Real estate crisis
If the world exists for the sake of the self, as one ancient insists (Patanjali), then what to do with it?
And where are we?
Well, have to go out and take a look at least.
The property seems to be singular, neglected in a visceral way, crumbling here and there, though in an ideal setting. One can hear water running in a nearby stream and the air is clear and clean.
Must approach thoughtfully, as someone might be living inside and not wish to be disturbed.

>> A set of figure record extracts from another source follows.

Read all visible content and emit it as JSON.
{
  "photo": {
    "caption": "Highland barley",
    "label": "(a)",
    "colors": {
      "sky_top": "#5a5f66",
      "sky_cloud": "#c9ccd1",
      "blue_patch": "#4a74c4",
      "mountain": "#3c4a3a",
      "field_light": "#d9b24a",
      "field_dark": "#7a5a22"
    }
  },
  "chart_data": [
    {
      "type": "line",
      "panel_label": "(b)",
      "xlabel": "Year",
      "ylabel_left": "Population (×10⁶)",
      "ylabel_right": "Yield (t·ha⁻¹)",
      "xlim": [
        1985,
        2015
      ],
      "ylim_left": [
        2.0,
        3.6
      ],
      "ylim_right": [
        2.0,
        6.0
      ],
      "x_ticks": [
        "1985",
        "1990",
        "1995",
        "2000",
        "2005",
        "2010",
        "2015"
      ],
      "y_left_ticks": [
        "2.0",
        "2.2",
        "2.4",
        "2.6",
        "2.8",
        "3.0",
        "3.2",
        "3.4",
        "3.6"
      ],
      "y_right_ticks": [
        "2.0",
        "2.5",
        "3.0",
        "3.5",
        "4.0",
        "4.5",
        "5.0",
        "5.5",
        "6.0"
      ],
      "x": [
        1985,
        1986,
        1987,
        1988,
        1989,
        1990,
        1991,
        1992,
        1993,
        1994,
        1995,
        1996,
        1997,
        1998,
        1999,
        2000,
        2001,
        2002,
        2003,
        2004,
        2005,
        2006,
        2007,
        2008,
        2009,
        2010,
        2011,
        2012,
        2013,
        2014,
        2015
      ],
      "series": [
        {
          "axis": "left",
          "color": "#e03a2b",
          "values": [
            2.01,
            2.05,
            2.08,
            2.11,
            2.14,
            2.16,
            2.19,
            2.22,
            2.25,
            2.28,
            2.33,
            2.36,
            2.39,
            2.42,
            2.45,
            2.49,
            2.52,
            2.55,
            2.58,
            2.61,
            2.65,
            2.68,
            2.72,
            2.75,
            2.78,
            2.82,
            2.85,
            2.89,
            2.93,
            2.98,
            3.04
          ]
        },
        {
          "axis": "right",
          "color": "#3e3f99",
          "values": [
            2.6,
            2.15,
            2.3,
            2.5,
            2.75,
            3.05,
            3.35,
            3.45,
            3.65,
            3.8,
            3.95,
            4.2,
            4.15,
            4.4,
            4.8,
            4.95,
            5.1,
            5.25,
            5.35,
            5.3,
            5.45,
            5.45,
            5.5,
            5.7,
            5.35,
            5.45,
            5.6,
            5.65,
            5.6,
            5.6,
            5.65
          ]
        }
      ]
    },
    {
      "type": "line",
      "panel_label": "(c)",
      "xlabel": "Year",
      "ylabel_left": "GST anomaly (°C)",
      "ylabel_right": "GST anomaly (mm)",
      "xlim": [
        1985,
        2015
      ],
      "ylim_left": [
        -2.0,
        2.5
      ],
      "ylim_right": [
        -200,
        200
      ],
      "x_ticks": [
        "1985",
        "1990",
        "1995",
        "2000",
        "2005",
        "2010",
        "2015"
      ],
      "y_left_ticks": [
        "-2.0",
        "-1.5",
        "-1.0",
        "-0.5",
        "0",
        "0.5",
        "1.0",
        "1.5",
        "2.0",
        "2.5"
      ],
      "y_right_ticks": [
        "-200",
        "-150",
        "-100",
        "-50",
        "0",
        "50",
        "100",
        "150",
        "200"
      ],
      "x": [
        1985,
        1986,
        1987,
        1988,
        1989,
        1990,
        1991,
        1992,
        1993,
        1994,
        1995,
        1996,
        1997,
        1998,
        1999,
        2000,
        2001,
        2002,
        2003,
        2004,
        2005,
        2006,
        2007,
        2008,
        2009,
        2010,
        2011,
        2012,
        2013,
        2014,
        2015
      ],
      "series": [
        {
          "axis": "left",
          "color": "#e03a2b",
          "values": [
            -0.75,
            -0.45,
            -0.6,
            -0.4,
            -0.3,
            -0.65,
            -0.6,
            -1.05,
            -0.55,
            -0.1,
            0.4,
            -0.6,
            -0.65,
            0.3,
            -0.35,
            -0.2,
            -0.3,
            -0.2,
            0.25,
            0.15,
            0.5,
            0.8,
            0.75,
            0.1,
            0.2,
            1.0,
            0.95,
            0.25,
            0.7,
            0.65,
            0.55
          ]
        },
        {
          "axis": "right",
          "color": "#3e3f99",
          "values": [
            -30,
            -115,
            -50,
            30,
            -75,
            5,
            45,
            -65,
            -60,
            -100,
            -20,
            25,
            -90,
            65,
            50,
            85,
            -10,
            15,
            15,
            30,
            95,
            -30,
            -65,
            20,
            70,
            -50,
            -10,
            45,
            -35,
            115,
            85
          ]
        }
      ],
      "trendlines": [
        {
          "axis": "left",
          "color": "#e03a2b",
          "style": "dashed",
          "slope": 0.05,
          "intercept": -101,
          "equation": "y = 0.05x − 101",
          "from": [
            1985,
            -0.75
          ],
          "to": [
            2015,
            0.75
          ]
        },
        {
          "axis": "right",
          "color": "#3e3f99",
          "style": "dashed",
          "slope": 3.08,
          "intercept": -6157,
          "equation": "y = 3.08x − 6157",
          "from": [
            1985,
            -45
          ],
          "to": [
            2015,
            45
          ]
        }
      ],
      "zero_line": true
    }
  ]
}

If occupied, occupant might be armed, as the house is located in the wilds of San Francisco (or is it the Rocky Mountains where grizzly bears abound?)
Interest rates are low, true, but there's no internet access, and the closest town, Meeteetsee, Wyoming, population 351, is fifteen miles away at the end of a dirt road or a steep walk up Presidio Ave. to Pacific Heights and the branch office of Verizon.
All we can see are problems however, possible dangers which we don't have the tools to cope with, long nights of winter with hints of King Lear, loneliness until death and a phone that doesn't ring.
On the upside, solitude, silence, space, freedom--the things we can't see.
We could offer less than the place is worth and have it as an escape hatch should we at some point come to that place where we are really hungry to know what's inside. But the 'slum is inside us' as the poet said, and the self is not for sale.